“This was the Black Swan, the Prince of Thebes, Jussuf, Tino of Baghdad.” So wrote German poet Gottfried Benn about his ex-lover Else Lasker-Schuler, the erratic, impoverished, fantastical German-Jewish poet. Lasker-Schuler, one of interwar Berlin’s most prominent poets, fled Germany in 1933 after being beaten by Nazi thugs with an iron rod. She was sixty-four. She fled to Switzerland and, eventually, Israel. She looked, in the memorable words of Jerusalem friend Heinz Politzer, “…like a solitary, exotic nightbird, with enormous eyes in an ageless face. The whole of her seemed as if carved from a mandrake root.” At her funeral on the Mount of Olives, her poem “I Know” was recited in German, unheard of in the Jerusalem of 1945.
O God
Everywhere only brief sleep
in man, in green leaves, in the chalice of the wind.

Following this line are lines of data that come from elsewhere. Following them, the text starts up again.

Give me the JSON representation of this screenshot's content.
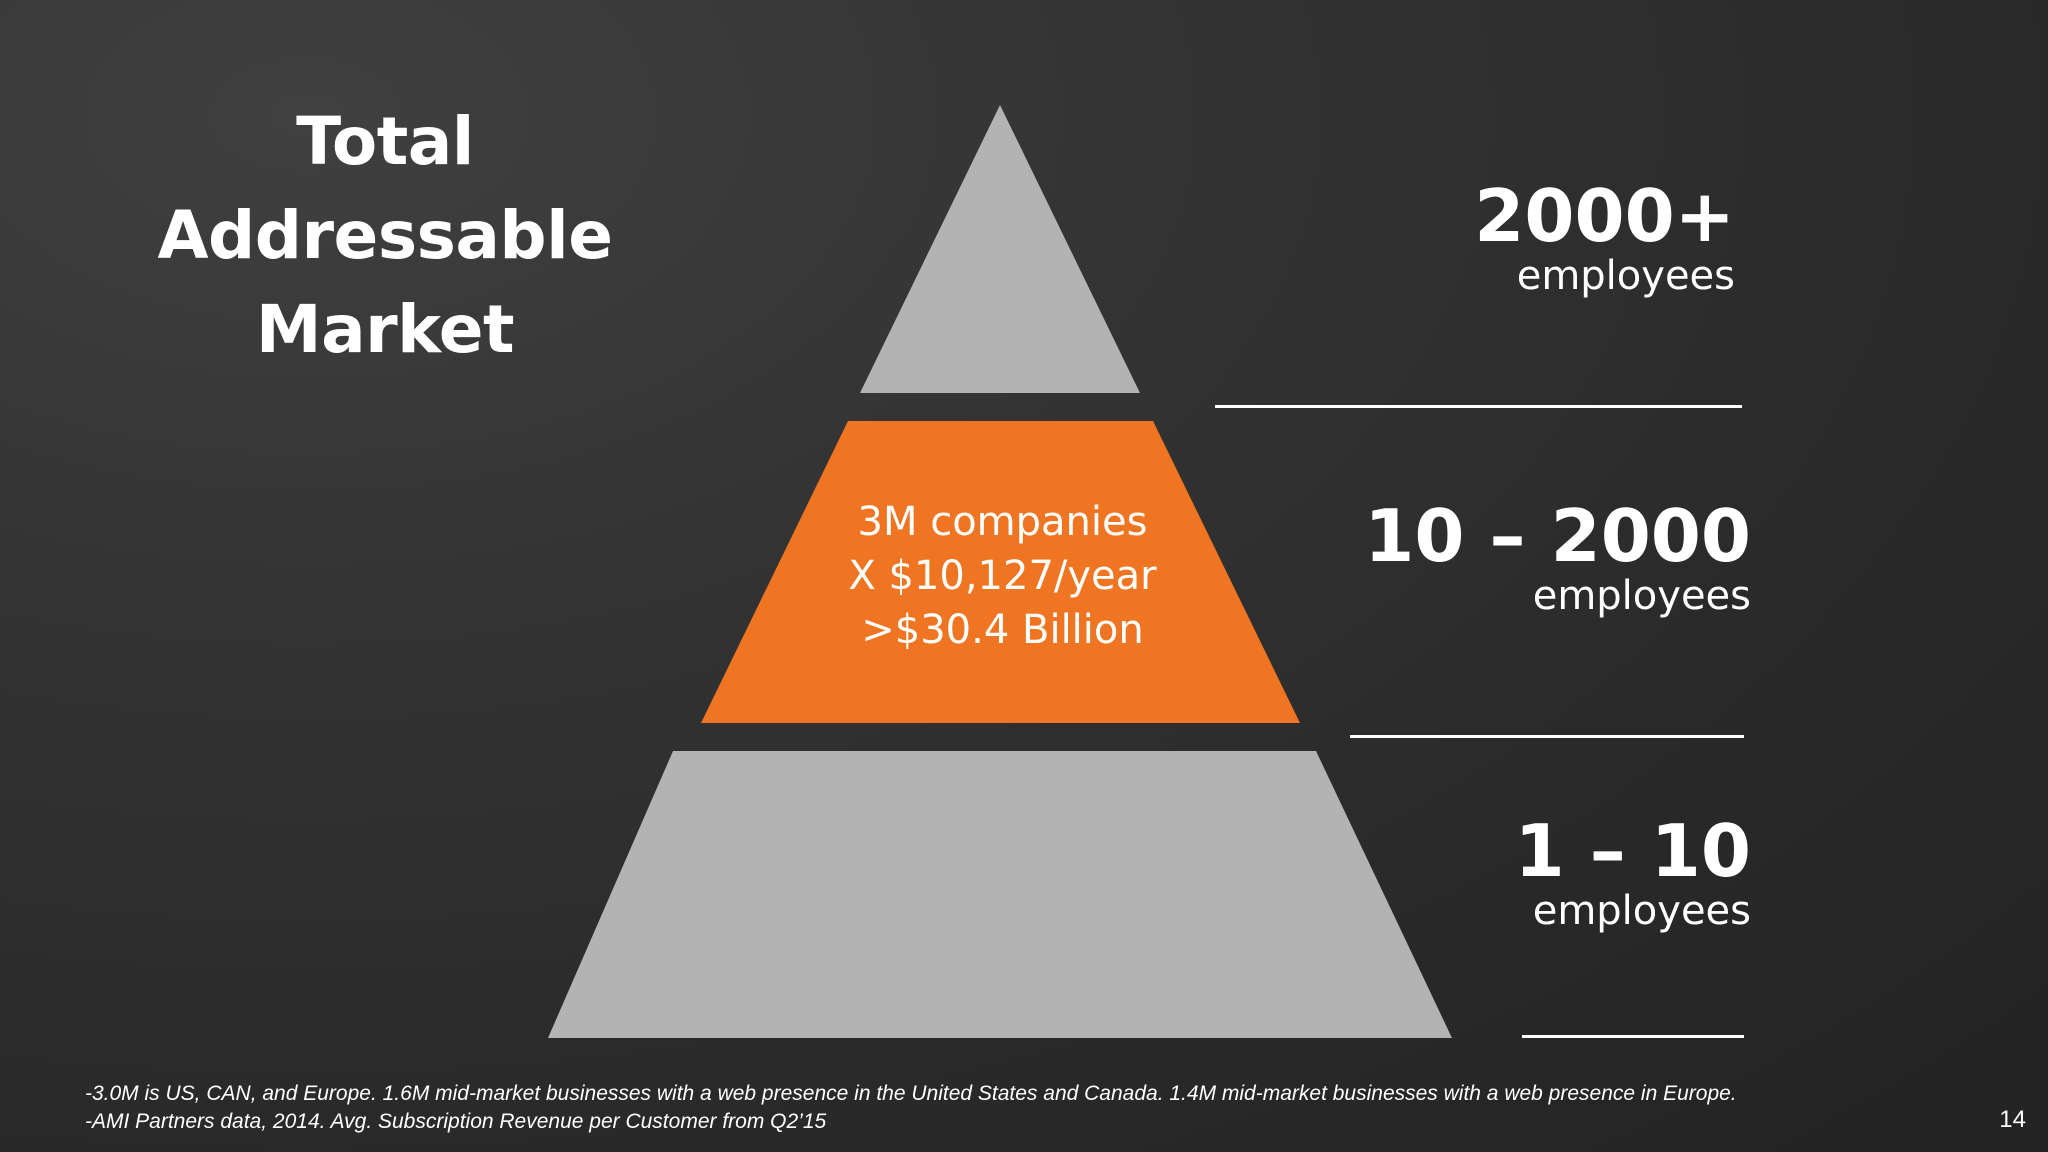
{
  "title": {
    "line1": "Total Addressable",
    "line2": "Market"
  },
  "pyramid": {
    "top_color": "#b3b3b3",
    "middle_color": "#f07522",
    "bottom_color": "#b3b3b3",
    "middle_text": {
      "line1": "3M companies",
      "line2": "X $10,127/year",
      "line3": ">$30.4 Billion"
    }
  },
  "tiers": [
    {
      "size": "2000+",
      "unit": "employees"
    },
    {
      "size": "10 – 2000",
      "unit": "employees"
    },
    {
      "size": "1 – 10",
      "unit": "employees"
    }
  ],
  "footnotes": [
    "-3.0M is US, CAN, and Europe. 1.6M mid-market businesses with a web presence in the United States and Canada. 1.4M mid-market businesses with a web presence in Europe.",
    "-AMI Partners data, 2014.  Avg. Subscription Revenue per Customer from Q2’15"
  ],
  "page_number": "14"
}
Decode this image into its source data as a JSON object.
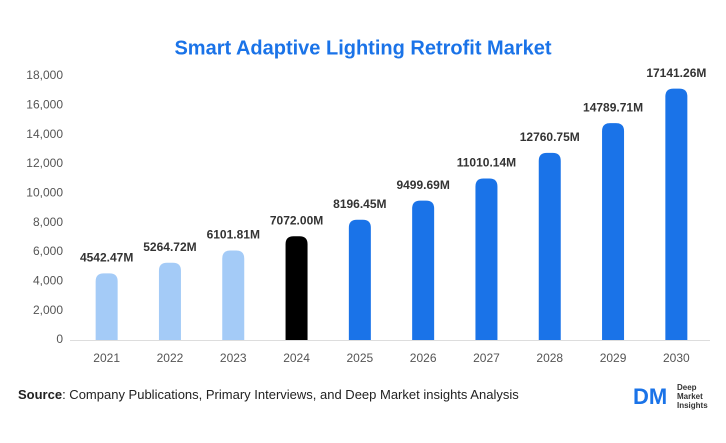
{
  "chart_data": {
    "type": "bar",
    "title": "Smart Adaptive Lighting Retrofit Market",
    "categories": [
      "2021",
      "2022",
      "2023",
      "2024",
      "2025",
      "2026",
      "2027",
      "2028",
      "2029",
      "2030"
    ],
    "values": [
      4542.47,
      5264.72,
      6101.81,
      7072.0,
      8196.45,
      9499.69,
      11010.14,
      12760.75,
      14789.71,
      17141.26
    ],
    "value_labels": [
      "4542.47M",
      "5264.72M",
      "6101.81M",
      "7072.00M",
      "8196.45M",
      "9499.69M",
      "11010.14M",
      "12760.75M",
      "14789.71M",
      "17141.26M"
    ],
    "colors": [
      "#a4cbf7",
      "#a4cbf7",
      "#a4cbf7",
      "#000000",
      "#1a73e8",
      "#1a73e8",
      "#1a73e8",
      "#1a73e8",
      "#1a73e8",
      "#1a73e8"
    ],
    "ylim": [
      0,
      18000
    ],
    "yticks": [
      0,
      {
        "value": 2000,
        "label": "2,000"
      },
      {
        "value": 4000,
        "label": "4,000"
      },
      {
        "value": 6000,
        "label": "6,000"
      },
      {
        "value": 8000,
        "label": "8,000"
      },
      {
        "value": 10000,
        "label": "10,000"
      },
      {
        "value": 12000,
        "label": "12,000"
      },
      {
        "value": 14000,
        "label": "14,000"
      },
      {
        "value": 16000,
        "label": "16,000"
      },
      {
        "value": 18000,
        "label": "18,000"
      }
    ],
    "grid": false
  },
  "footer": {
    "source_label": "Source",
    "source_text": ": Company Publications, Primary Interviews, and Deep Market insights Analysis",
    "logo_mark": "DM",
    "logo_lines": [
      "Deep",
      "Market",
      "Insights"
    ]
  }
}
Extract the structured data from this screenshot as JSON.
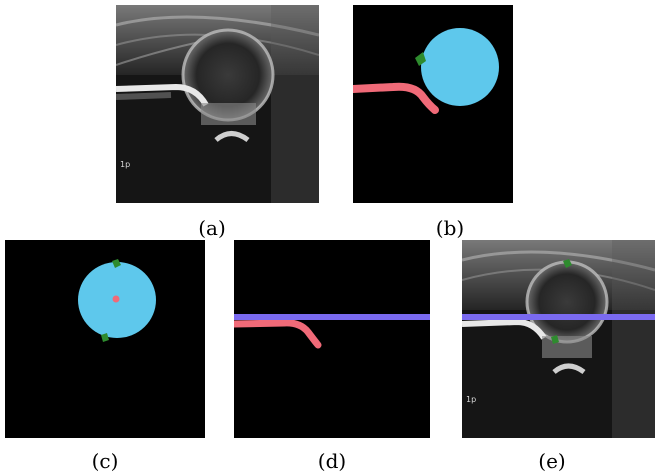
{
  "panels": [
    {
      "id": "a",
      "caption": "(a)",
      "overlay_text": "1p"
    },
    {
      "id": "b",
      "caption": "(b)"
    },
    {
      "id": "c",
      "caption": "(c)"
    },
    {
      "id": "d",
      "caption": "(d)"
    },
    {
      "id": "e",
      "caption": "(e)",
      "overlay_text": "1p"
    }
  ],
  "colors": {
    "femoral_head": "#5ec8ec",
    "ilium_line": "#f06a78",
    "landmark_green": "#2e8b2e",
    "center_pink": "#f06a78",
    "baseline": "#7a6af0",
    "background": "#000000"
  }
}
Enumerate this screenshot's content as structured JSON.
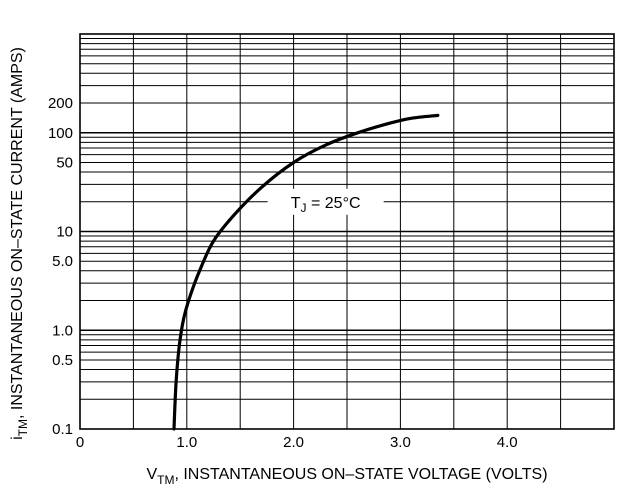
{
  "chart_data": {
    "type": "line",
    "x_scale": "linear",
    "y_scale": "log",
    "xlim": [
      0,
      5.0
    ],
    "ylim": [
      0.1,
      1000
    ],
    "x_ticks": [
      0,
      1.0,
      2.0,
      3.0,
      4.0
    ],
    "x_tick_labels": [
      "0",
      "1.0",
      "2.0",
      "3.0",
      "4.0"
    ],
    "y_ticks": [
      0.1,
      0.5,
      1.0,
      5.0,
      10,
      50,
      100,
      200
    ],
    "y_tick_labels": [
      "0.1",
      "0.5",
      "1.0",
      "5.0",
      "10",
      "50",
      "100",
      "200"
    ],
    "grid": true,
    "xlabel": {
      "main": "V",
      "subscript": "TM",
      "rest": ", INSTANTANEOUS ON–STATE VOLTAGE (VOLTS)"
    },
    "ylabel": {
      "main": "i",
      "subscript": "TM",
      "rest": ", INSTANTANEOUS ON–STATE CURRENT (AMPS)"
    },
    "annotation": {
      "main": "T",
      "subscript": "J",
      "rest": " = 25°C",
      "x": 2.3,
      "y": 20
    },
    "series": [
      {
        "x": [
          0.88,
          0.9,
          0.93,
          0.97,
          1.03,
          1.12,
          1.25,
          1.45,
          1.7,
          2.0,
          2.3,
          2.6,
          2.9,
          3.1,
          3.35
        ],
        "y": [
          0.1,
          0.3,
          0.7,
          1.3,
          2.2,
          4,
          8,
          15,
          28,
          50,
          75,
          100,
          125,
          140,
          150
        ]
      }
    ]
  }
}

Each turns homeward into his dead heart.
Would that the world were still a child–
and could tell me of its very first breath.
Long ago there was a great goodness in heaven,
the stars gave each other the Bible to read.
If only once I could grasp God’s hand,
or see the moon perched on his finger.
O God, O God, how far I am from thee!
Translation and biographical notes taken from the volume Else Lasker-Schuler, Selected Poems, Green Integer 2002.